Le Royaume-Uni "remet le contrôle de son énergie à la France"
14.03.12 |
http://www.lemonde.fr/planete/article/2 ... met-le-con
trole-de-son-energie-a-la-france_1667794_3244.html
Londres, correspondance - Ils sont quatre, très influents anciens directeurs
des Amis de la Terre, l'une des associations britanniques les plus
puissantes sur les questions d'énergie. Jonathon Porritt, Tony Juniper,
Charles Secrett et Tom Burke ont tous les quatre tapé du poing sur la table,
ce mardi 13 mars, en envoyant une lettre au vitriol à David Cameron, le
premier ministre britannique.
Ils dénoncent son soutien sans faille à la construction de nouvelles
centrales nucléaires, avec un argument choc : "Le gouvernement est en train
de donner le contrôle de l'avenir énergétique et climatique du Royaume-Uni
au gouvernement de la France." Derrière ce "French bashing" toujours
efficace, le coup de gueule vise le nucléaire, et en premier lieu EDF, qui
espère construire quatre centrales EPR outre-Manche. C'est – de loin – la
principale entreprise derrière le renouvellement du nucléaire, souhaité par
Downing Street.
L'ANTI-"FROGGIES", UNE ARME MARKETING
Mais pour financer son gigantesque projet – autour de 25 milliards d'euros
au total –, la compagnie électrique française négocie depuis des années des
conditions d'investissement favorables auprès du gouvernement britannique.

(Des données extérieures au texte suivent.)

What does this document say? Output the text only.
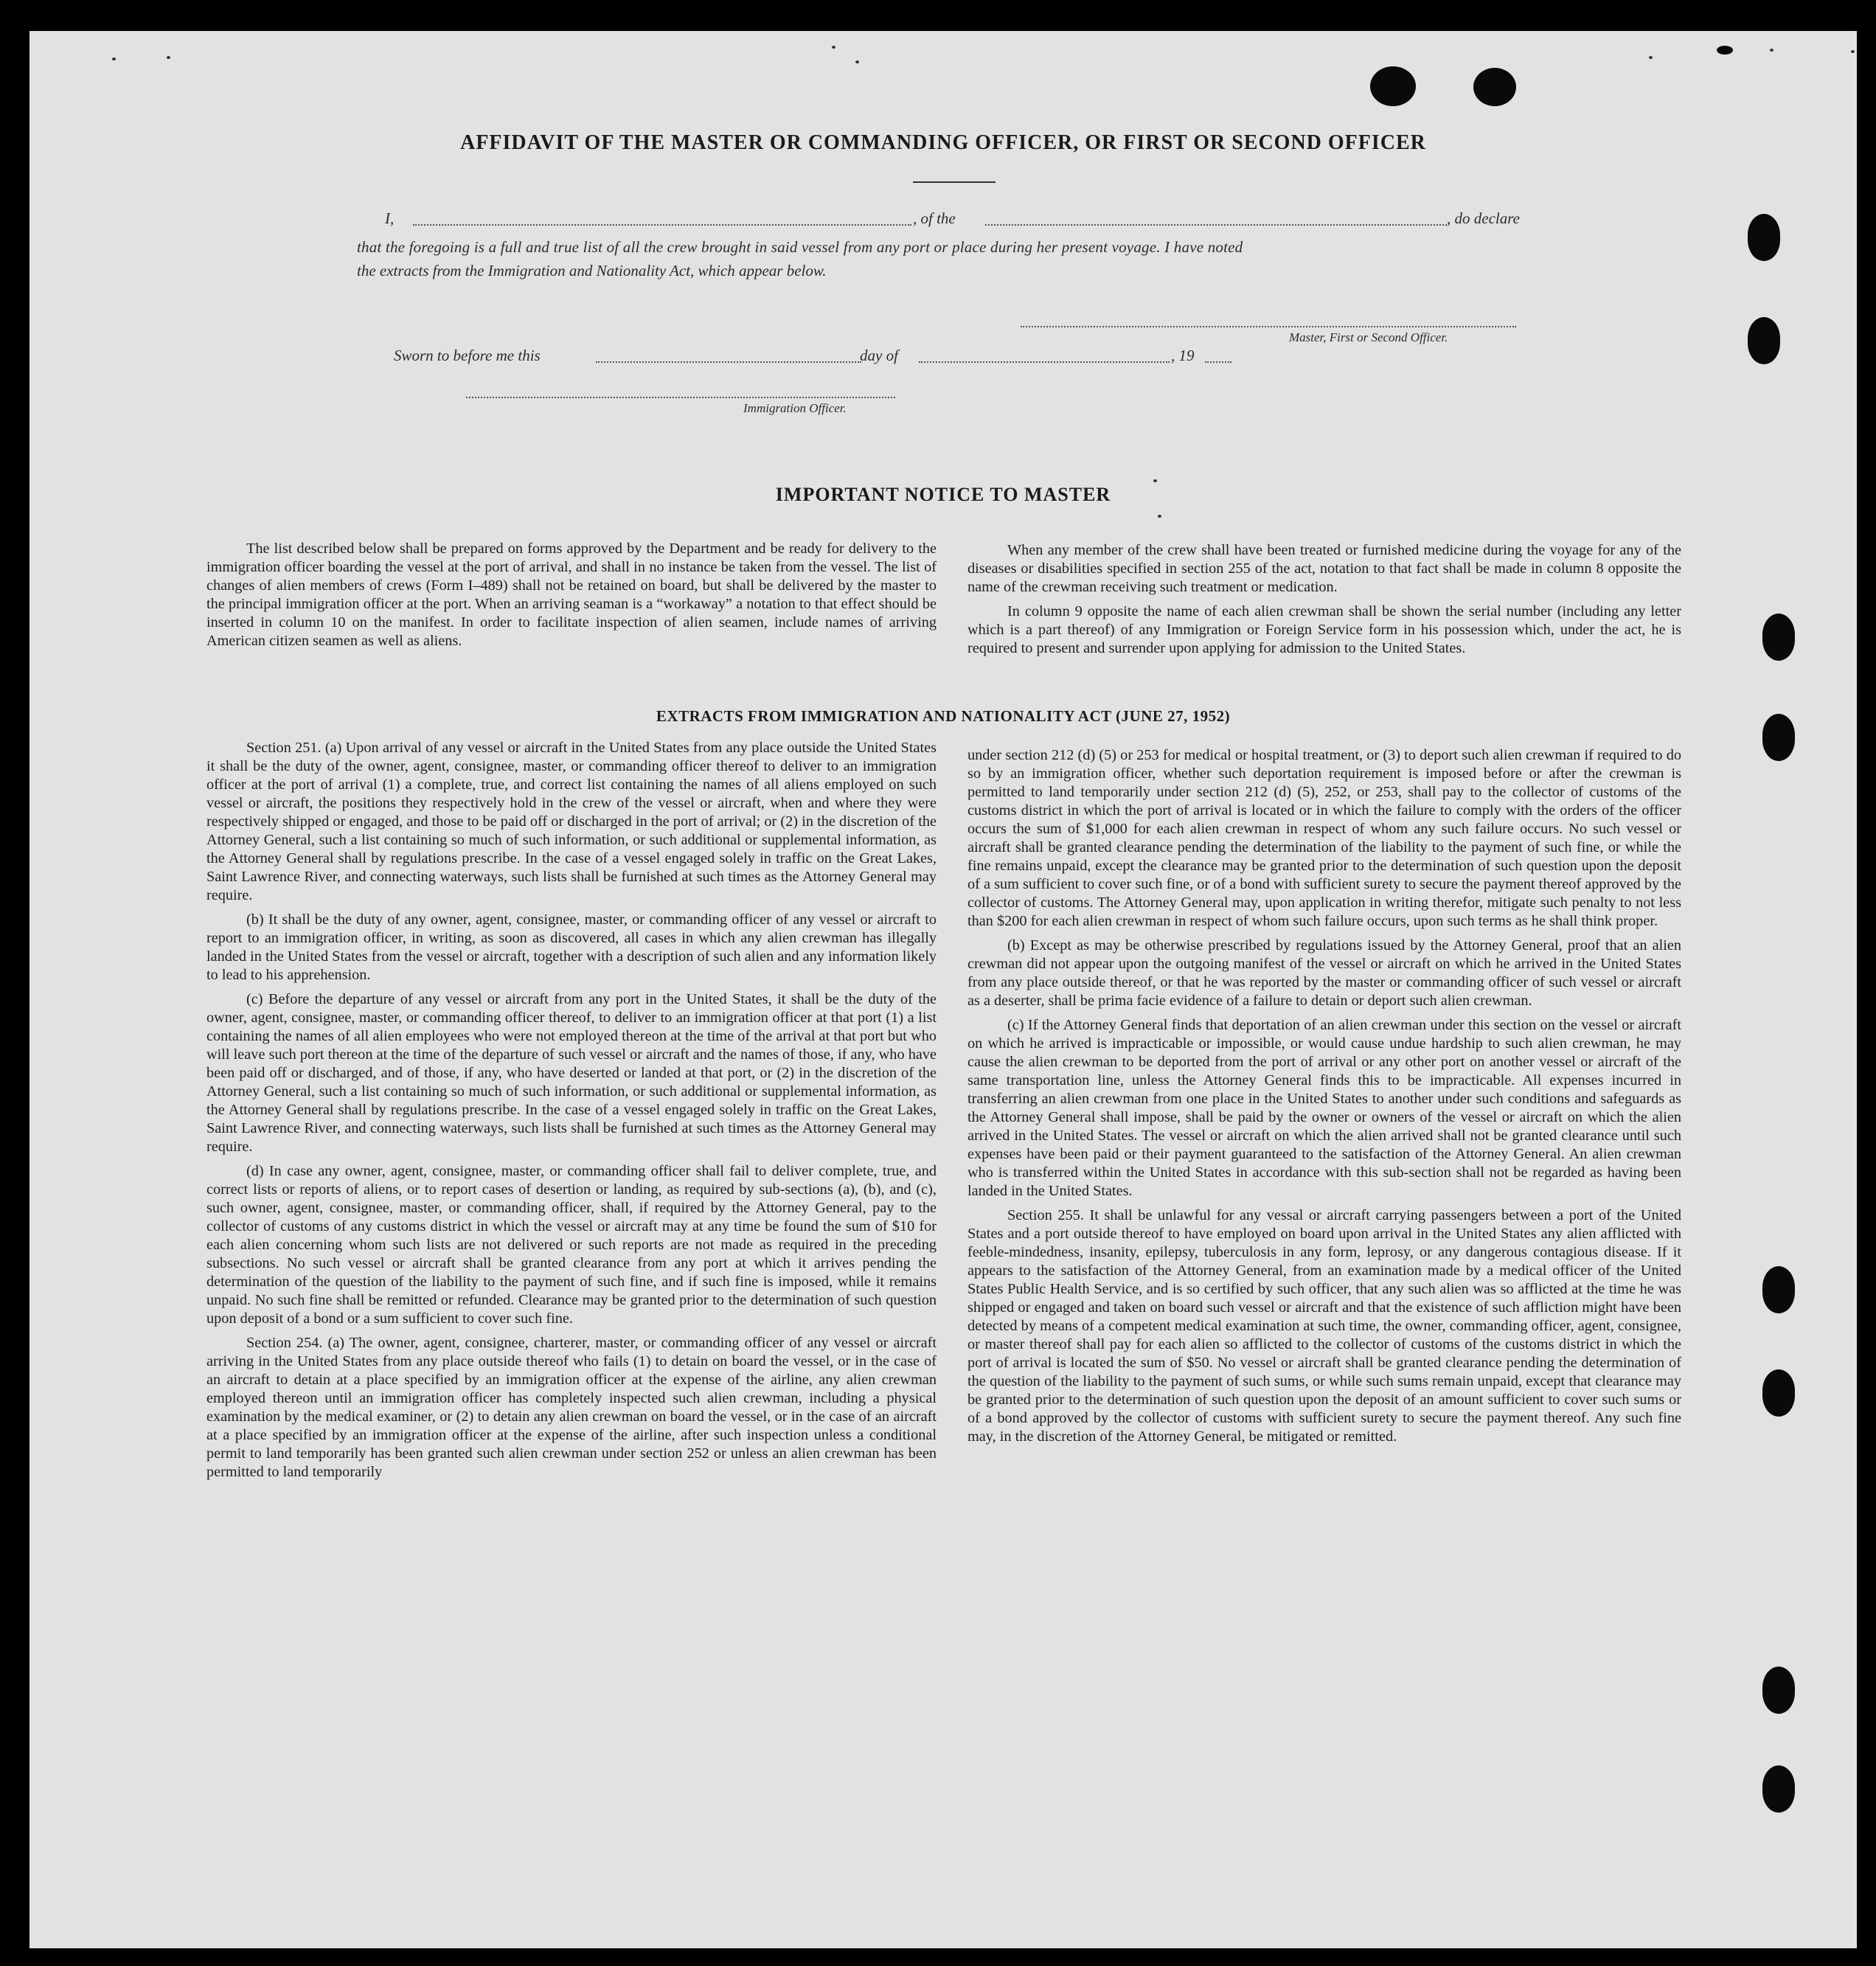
AFFIDAVIT OF THE MASTER OR COMMANDING OFFICER, OR FIRST OR SECOND OFFICER
I,	, of the	, do declare
that the foregoing is a full and true list of all the crew brought in said vessel from any port or place during her present voyage. I have noted
the extracts from the Immigration and Nationality Act, which appear below.
Master, First or Second Officer.
Sworn to before me this	day of	, 19
Immigration Officer.
IMPORTANT NOTICE TO MASTER

The list described below shall be prepared on forms approved by the Department and be ready for delivery to the immigration officer boarding the vessel at the port of arrival, and shall in no instance be taken from the vessel. The list of changes of alien members of crews (Form I–489) shall not be retained on board, but shall be delivered by the master to the principal immigration officer at the port. When an arriving seaman is a “workaway” a notation to that effect should be inserted in column 10 on the manifest. In order to facilitate inspection of alien seamen, include names of arriving American citizen seamen as well as aliens.

When any member of the crew shall have been treated or furnished medicine during the voyage for any of the diseases or disabilities specified in section 255 of the act, notation to that fact shall be made in column 8 opposite the name of the crewman receiving such treatment or medication.

In column 9 opposite the name of each alien crewman shall be shown the serial number (including any letter which is a part thereof) of any Immigration or Foreign Service form in his possession which, under the act, he is required to present and surrender upon applying for admission to the United States.

EXTRACTS FROM IMMIGRATION AND NATIONALITY ACT (JUNE 27, 1952)

Section 251. (a) Upon arrival of any vessel or aircraft in the United States from any place outside the United States it shall be the duty of the owner, agent, consignee, master, or commanding officer thereof to deliver to an immigration officer at the port of arrival (1) a complete, true, and correct list containing the names of all aliens employed on such vessel or aircraft, the positions they respectively hold in the crew of the vessel or aircraft, when and where they were respectively shipped or engaged, and those to be paid off or discharged in the port of arrival; or (2) in the discretion of the Attorney General, such a list containing so much of such information, or such additional or supplemental information, as the Attorney General shall by regulations prescribe. In the case of a vessel engaged solely in traffic on the Great Lakes, Saint Lawrence River, and connecting waterways, such lists shall be furnished at such times as the Attorney General may require.

(b) It shall be the duty of any owner, agent, consignee, master, or commanding officer of any vessel or aircraft to report to an immigration officer, in writing, as soon as discovered, all cases in which any alien crewman has illegally landed in the United States from the vessel or aircraft, together with a description of such alien and any information likely to lead to his apprehension.

(c) Before the departure of any vessel or aircraft from any port in the United States, it shall be the duty of the owner, agent, consignee, master, or commanding officer thereof, to deliver to an immigration officer at that port (1) a list containing the names of all alien employees who were not employed thereon at the time of the arrival at that port but who will leave such port thereon at the time of the departure of such vessel or aircraft and the names of those, if any, who have been paid off or discharged, and of those, if any, who have deserted or landed at that port, or (2) in the discretion of the Attorney General, such a list containing so much of such information, or such additional or supplemental information, as the Attorney General shall by regulations prescribe. In the case of a vessel engaged solely in traffic on the Great Lakes, Saint Lawrence River, and connecting waterways, such lists shall be furnished at such times as the Attorney General may require.

(d) In case any owner, agent, consignee, master, or commanding officer shall fail to deliver complete, true, and correct lists or reports of aliens, or to report cases of desertion or landing, as required by sub-sections (a), (b), and (c), such owner, agent, consignee, master, or commanding officer, shall, if required by the Attorney General, pay to the collector of customs of any customs district in which the vessel or aircraft may at any time be found the sum of $10 for each alien concerning whom such lists are not delivered or such reports are not made as required in the preceding subsections. No such vessel or aircraft shall be granted clearance from any port at which it arrives pending the determination of the question of the liability to the payment of such fine, and if such fine is imposed, while it remains unpaid. No such fine shall be remitted or refunded. Clearance may be granted prior to the determination of such question upon deposit of a bond or a sum sufficient to cover such fine.

Section 254. (a) The owner, agent, consignee, charterer, master, or commanding officer of any vessel or aircraft arriving in the United States from any place outside thereof who fails (1) to detain on board the vessel, or in the case of an aircraft to detain at a place specified by an immigration officer at the expense of the airline, any alien crewman employed thereon until an immigration officer has completely inspected such alien crewman, including a physical examination by the medical examiner, or (2) to detain any alien crewman on board the vessel, or in the case of an aircraft at a place specified by an immigration officer at the expense of the airline, after such inspection unless a conditional permit to land temporarily has been granted such alien crewman under section 252 or unless an alien crewman has been permitted to land temporarily

under section 212 (d) (5) or 253 for medical or hospital treatment, or (3) to deport such alien crewman if required to do so by an immigration officer, whether such deportation requirement is imposed before or after the crewman is permitted to land temporarily under section 212 (d) (5), 252, or 253, shall pay to the collector of customs of the customs district in which the port of arrival is located or in which the failure to comply with the orders of the officer occurs the sum of $1,000 for each alien crewman in respect of whom any such failure occurs. No such vessel or aircraft shall be granted clearance pending the determination of the liability to the payment of such fine, or while the fine remains unpaid, except the clearance may be granted prior to the determination of such question upon the deposit of a sum sufficient to cover such fine, or of a bond with sufficient surety to secure the payment thereof approved by the collector of customs. The Attorney General may, upon application in writing therefor, mitigate such penalty to not less than $200 for each alien crewman in respect of whom such failure occurs, upon such terms as he shall think proper.

(b) Except as may be otherwise prescribed by regulations issued by the Attorney General, proof that an alien crewman did not appear upon the outgoing manifest of the vessel or aircraft on which he arrived in the United States from any place outside thereof, or that he was reported by the master or commanding officer of such vessel or aircraft as a deserter, shall be prima facie evidence of a failure to detain or deport such alien crewman.

(c) If the Attorney General finds that deportation of an alien crewman under this section on the vessel or aircraft on which he arrived is impracticable or impossible, or would cause undue hardship to such alien crewman, he may cause the alien crewman to be deported from the port of arrival or any other port on another vessel or aircraft of the same transportation line, unless the Attorney General finds this to be impracticable. All expenses incurred in transferring an alien crewman from one place in the United States to another under such conditions and safeguards as the Attorney General shall impose, shall be paid by the owner or owners of the vessel or aircraft on which the alien arrived in the United States. The vessel or aircraft on which the alien arrived shall not be granted clearance until such expenses have been paid or their payment guaranteed to the satisfaction of the Attorney General. An alien crewman who is transferred within the United States in accordance with this sub-section shall not be regarded as having been landed in the United States.

Section 255. It shall be unlawful for any vessal or aircraft carrying passengers between a port of the United States and a port outside thereof to have employed on board upon arrival in the United States any alien afflicted with feeble-mindedness, insanity, epilepsy, tuberculosis in any form, leprosy, or any dangerous contagious disease. If it appears to the satisfaction of the Attorney General, from an examination made by a medical officer of the United States Public Health Service, and is so certified by such officer, that any such alien was so afflicted at the time he was shipped or engaged and taken on board such vessel or aircraft and that the existence of such affliction might have been detected by means of a competent medical examination at such time, the owner, commanding officer, agent, consignee, or master thereof shall pay for each alien so afflicted to the collector of customs of the customs district in which the port of arrival is located the sum of $50. No vessel or aircraft shall be granted clearance pending the determination of the question of the liability to the payment of such sums, or while such sums remain unpaid, except that clearance may be granted prior to the determination of such question upon the deposit of an amount sufficient to cover such sums or of a bond approved by the collector of customs with sufficient surety to secure the payment thereof. Any such fine may, in the discretion of the Attorney General, be mitigated or remitted.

Vincent de Rivaz, le patron de la branche britannique d'EDF, connaît par
cœur les ministres de l'énergie qui se succèdent depuis une décennie, et
fait tourner une machine de lobbying très efficace.
Il serait sur le point d'emporter la bataille, selon les quatre défenseurs
de l'environnement. Downing Street a lancé l'an dernier une grande réforme
de l'énergie, et EDF serait en passe d'obtenir les concessions désirées. "Le
gouvernement offre des subventions considérables au nucléaire", accuse M.
Burke, l'un des auteurs de la lettre.
Selon lui, la réforme apporte deux cadeaux importants à EDF. Le premier est
un "prix plancher" du CO2, qui force les entreprises qui émettent du gaz
carbonique à payer un prix croissant au fur et à mesure des années. Cela
rend comparativement plus rentables les énergies "propres" – renouvelable et
nucléaire –, qui n'émettent pas de CO2. Le second est un prix garanti pour
l'électricité propre, y compris nucléaire. Le niveau exact de ce prix est en
cours de négociation. "EDF a mis le pistolet sur la tempe du gouvernement
britannique, et lui dit que s'il ne lui donne pas ce qu'il souhaite, il
retirera son investissement", affirme M. Burke.
Bien sûr, l'attaque de l'ancien patron des Amis de la Terre contre les
méchants "Froggies" est avant tout une arme marketing. "C'est une façon de
mettre mal à l'aise un premier ministre eurosceptique", sourit-il. Sa vraie
cible est le nucléaire.
L'ÉNERGIE RENOUVELABLE PLUS ATTRAYANTE
Outre les dangers de cette technologie, il estime aussi que ses coûts sont
désormais trop élevés, particulièrement depuis l'accident de Fukushima l'an
dernier. "Il n'y a pas de raisons de croire qu'Areva [l'entreprise qui
fabrique le réacteur de l'EPR] sera capable de construire les nouveaux
réacteurs dans les temps et les budgets impartis, écrivent les quatre
auteurs de la lettre. Deux actuellement en construction ont quatre ans en
retard et coûtent deux fois plus que prévu."
Selon eux, mieux vaudrait mettre tous les efforts sur l'énergie
renouvelable, dont les coûts baissent rapidement. Sinon, l'argent des
contribuables britanniques risquent d'engraisser ces maudits Frenchies.